The mythos of popular imagination — the smokescreen that shelters the American public from acknowledging and atoning for their collective sin — is promulgated by deeply-entrenched discriminatory attitudes. One’s refusal to understand that settler vigilantes unyieldingly pushed themselves into Native homelands, dispossessed them of their autonomy, & reconfigured history to paint themselves as the victims, not assailants, is synonymous with violence. Indigenous folx are hammered with historically-inaccurate inculcations & offensive “Indian” paraphernalia; these actions, taken from an extensive list that is a testament to the commodification & exploitation of Indigenous pain, all attempt to obfuscate the unpleasant truths about this country’s true founding & real history.


It’s past time to honor the Indigenous resistance. We need to undo the romanticized notions of the holiday that has long suppressed the Indigenous voice & perpetuated a dangerous skewed narrative. The cultural genocide hasn’t stopped just because some gastronomic gathering of buckled shoes & hapless Indigenous folx occurred. Generations of Americans are responsible for institutionalizing the Thanksgiving prevarication, but ultimately, change can occur as individuals awaken to the reality that their Thanksgiving meals celebrate a violent, whitewashed history; promoting a genuine national commitment to deal with this problem — the problem that has desensitized a nation to Indigenous suffering — until it no longer is one would go a lot further than any mea culpa for the murderous past.

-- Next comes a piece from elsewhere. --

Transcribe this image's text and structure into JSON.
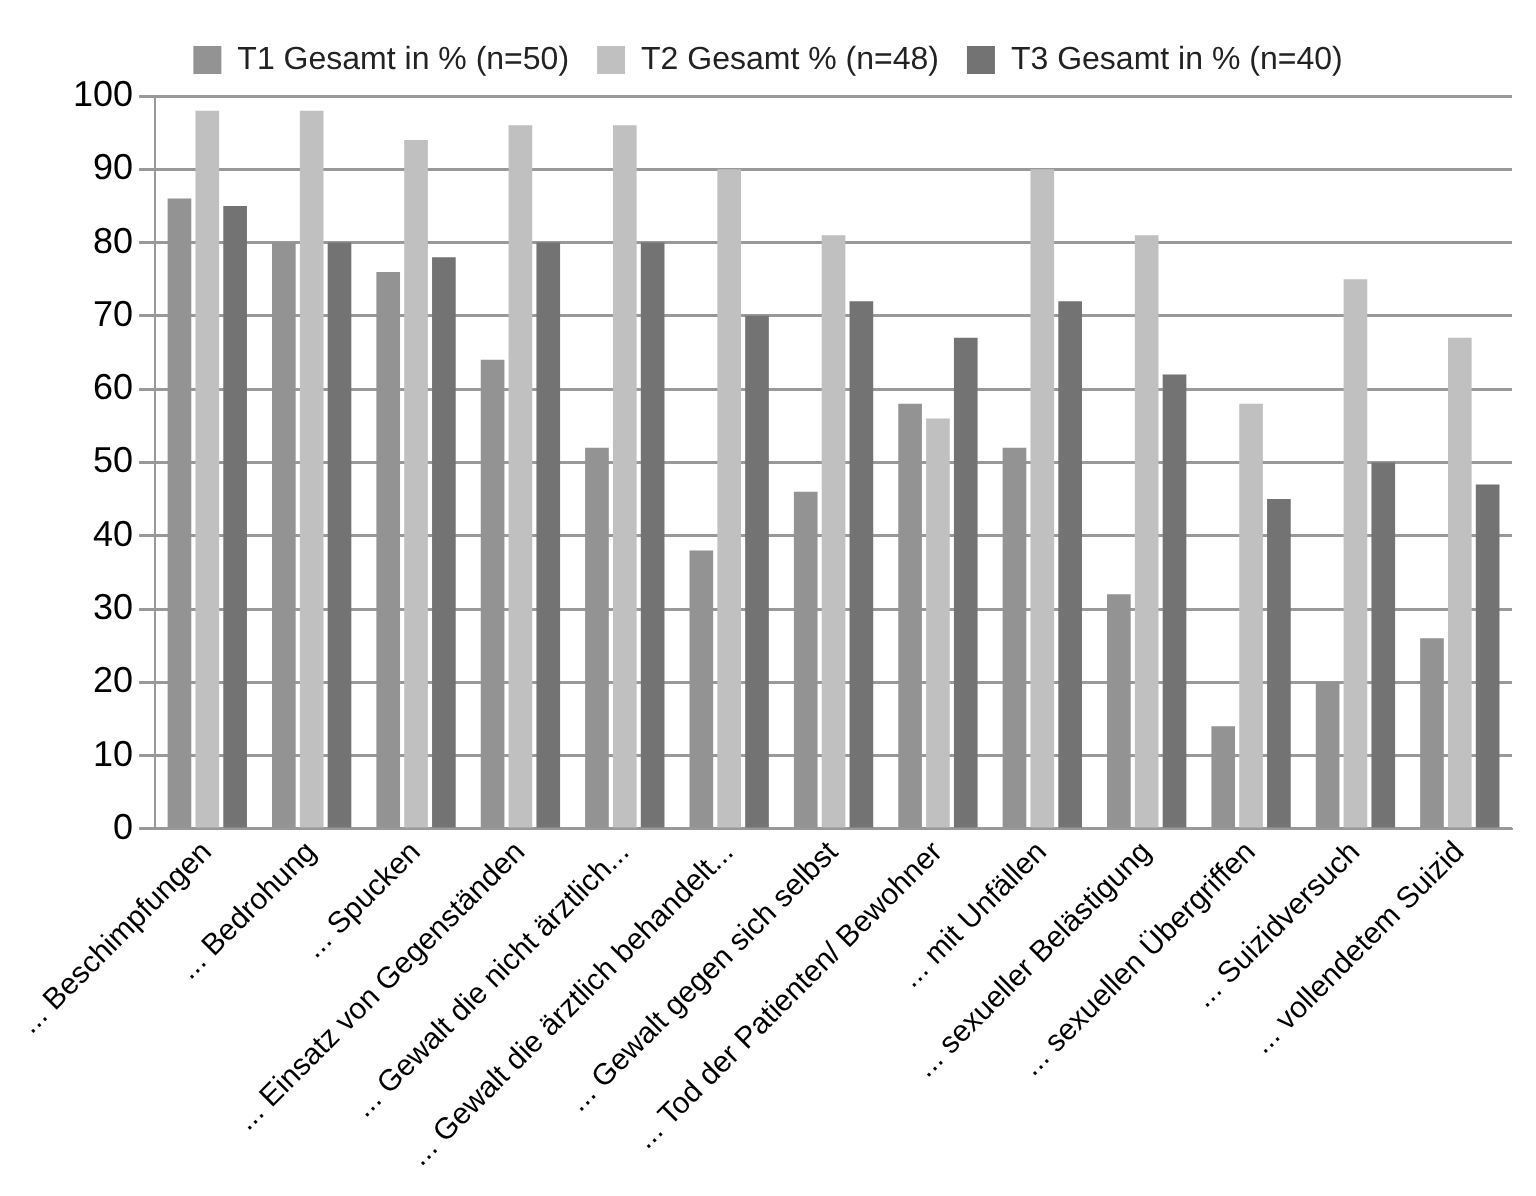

Want a takeaway? Next time you have a Thanksgiving meal with your family, eating Costco rotisserie chicken to assuage the corporate overlords, think for yourself. Refuse to view history through a sanitized scope. Make an effort to recognize your social programming & raise our collective consciousness so that we amplify both past & contemporary Indigenous narratives. But, most importantly, stop your pals from getting their history lessons from people like Rush Limbaugh.